Zwischen Personengeschichte und Institutsgeschichte: Die MGH von 1919 bis 1959

Zwischen Personengeschichte und Institutsgeschichte: Die MGH von 1919 bis 1959

Organisatoren
Monumenta Germaniae Historica (Deutsches Institut zur Erforschung des Mittelalters)
Ort
Tutzing
Land
Deutschland
Fand statt
In Präsenz
Vom - Bis
27.10.2023 - 29.10.2023
Von
Maximilian Becker, Institut für Zeitgeschichte München-Berlin

Seit mehreren Jahren bemühen sich die Monumenta Germaniae Historica (MGH) um eine Aufarbeitung ihrer Rolle im Nationalsozialismus. Im Mittelpunkt steht dabei das von 1935 bis 1945 bestehende Reichsinstitut für ältere deutsche Geschichtskunde (MGh), mit dessen Gründung die Monumenta um- und nach dem „Führerprinzip“ neu organisiert und damit in die NS-Wissenschaftslandschaft einordnet wurden.1 Hinzu kommen die Beschäftigung mit den jüdischen Mitarbeiterinnen und Mitarbeitern seit Gründung der Institution 1819 sowie ein von Johannes Fried und Ulrich Raulff übernommenes Editionsprojekt des Briefwechsels des bedeutenden jüdischen Mediävisten und „Monumentisten“ Ernst Kantorowicz (1895-1963). Ziel der Arbeitstagung war es, wie die Präsidentin der Einrichtung MARTINA HARTMANN (München) einleitend ausführte, einen intensiven Austausch über Personendatenbanken, digitale Briefeditionen sowie über das Projekt zur Geschichte des Reichsinstituts für ältere deutsche Geschichtskunde und seinen Kontext zu ermöglichen.

WERNER TSCHACHER (Aachen) eröffnete die Tagung mit einem Referat über die Datenbank zu Rektoren, Ehrensenatoren und Nobelpreisträgern der Rheinisch-Westfälischen Technischen Hochschule (RWTH) Aachen und demonstrierte, welche Möglichkeiten für eine prosopographische Forschung eine datenbankgestützte Herangehensweise bietet. Neben den „harten“ Fakten wie der NSDAP-Mitgliedschaft ließen sich so auch weitere Kriterien für eine NS-Belastung, etwa entsprechende Publikationstätigkeit oder die Mitwirkung an NS-Verbrechen, statistisch auswerten. Zudem ermögliche die Datenbank die Rekonstruktion von Netzwerken, die beispielsweise in der Entnazifizierung zur Entlastung genutzt wurden, und die Erstellung differenzierter Lebensläufe und Kurzporträts von bestimmten Personen.

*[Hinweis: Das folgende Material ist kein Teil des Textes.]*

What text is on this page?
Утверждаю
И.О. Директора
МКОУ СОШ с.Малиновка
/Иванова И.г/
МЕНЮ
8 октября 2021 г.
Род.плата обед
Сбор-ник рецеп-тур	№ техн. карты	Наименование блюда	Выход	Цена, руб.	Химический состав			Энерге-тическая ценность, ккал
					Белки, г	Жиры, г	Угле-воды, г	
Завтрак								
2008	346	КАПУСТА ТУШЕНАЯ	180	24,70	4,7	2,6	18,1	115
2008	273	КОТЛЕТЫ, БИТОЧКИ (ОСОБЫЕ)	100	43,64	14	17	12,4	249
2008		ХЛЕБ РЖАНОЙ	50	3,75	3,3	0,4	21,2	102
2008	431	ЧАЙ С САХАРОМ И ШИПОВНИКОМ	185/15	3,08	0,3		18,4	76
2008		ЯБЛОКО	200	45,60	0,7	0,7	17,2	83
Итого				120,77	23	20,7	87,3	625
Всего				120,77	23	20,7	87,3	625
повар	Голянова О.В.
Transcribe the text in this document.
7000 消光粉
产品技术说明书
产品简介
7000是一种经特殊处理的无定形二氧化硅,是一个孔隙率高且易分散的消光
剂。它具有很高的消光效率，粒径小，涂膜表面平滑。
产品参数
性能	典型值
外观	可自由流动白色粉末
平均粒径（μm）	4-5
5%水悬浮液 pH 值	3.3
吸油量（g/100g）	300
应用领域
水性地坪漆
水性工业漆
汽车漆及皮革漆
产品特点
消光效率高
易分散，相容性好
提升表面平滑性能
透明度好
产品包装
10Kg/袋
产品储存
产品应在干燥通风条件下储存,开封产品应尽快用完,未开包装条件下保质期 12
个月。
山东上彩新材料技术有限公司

BENEDIKT MARXREITER (München) stellte die beiden Personendatenbanken zu den Mitarbeiterinnen und Mitarbeitern der MGH seit 1819 und zum Reichsinstitut für ältere deutsche Geschichtskunde vor, von denen jedoch nur erstere öffentlich zugänglich ist.

Anschließend ging MARTINA HARTMANN (München) auf die Projektgeschichte und die besonderen Herausforderungen der digitalen Briefedition von Ernst Kantorowicz ein. Mit geschätzt etwa 3.000 Briefen hat Kantorowicz ein umfangreiches Corpus hinterlassen, das die MGH derzeit erschließen und – wie ANDREAS ÖFFNER (München) ausführte – als work-in-progress in einer vorerst nur intern benutzbaren Datenbank erfasst.

Nach diesem den Digital Humanities gewidmeten Vorträgen, die den Mehrwert digitaler Herangehensweisen und datenbankgestützter Forschung deutlich hervorhoben, wandte sich die Tagung mit den Vorträgen von Hans-Christof Kraus, Martina Hartmann, Herbert Zielinski, Eckhart Grünewald und Arno Mentzel-Reuter stärker inhaltlichen Fragen zu. HERBERT ZIELINSKI (Gießen) berichtete anhand des Briefwechsels zwischen Harry Bresslau (1848–1926) und Paul Kehr (1860–1944) aus dem frühen 20. Jahrhundert, dessen Teiledition der Referent vorbereitet, über das anscheinend weitgehend konfliktfreie Verhältnis der beiden. Allerdings könne aufgrund der Konventionen, denen Briefe unterliegen, das Verhältnis nicht nur anhand der Korrespondenz eingeschätzt werden. Hierfür müssten weitere Quellen, etwa Äußerungen in Briefen an Kolleginnen und Kollegen, herangezogen werden.

Auf die Briefkonventionen und die von den Schreiberinnen und Schreibern aufgrund von Postkontrolle, aber auch wegen des persönlichen Verhältnisses zu den Adressaten geübte Selbstzensur in diktatorischen Regimen mit totalitärem Anspruch ging auch HANS-CHRISTOF KRAUS (Passau) ein. Kraus rief dazu auf, bei der Interpretation von Wissenschaftskorrespondenzen, etwa aus dem Nationalsozialismus, „zwischen den Zeilen“ zu lesen.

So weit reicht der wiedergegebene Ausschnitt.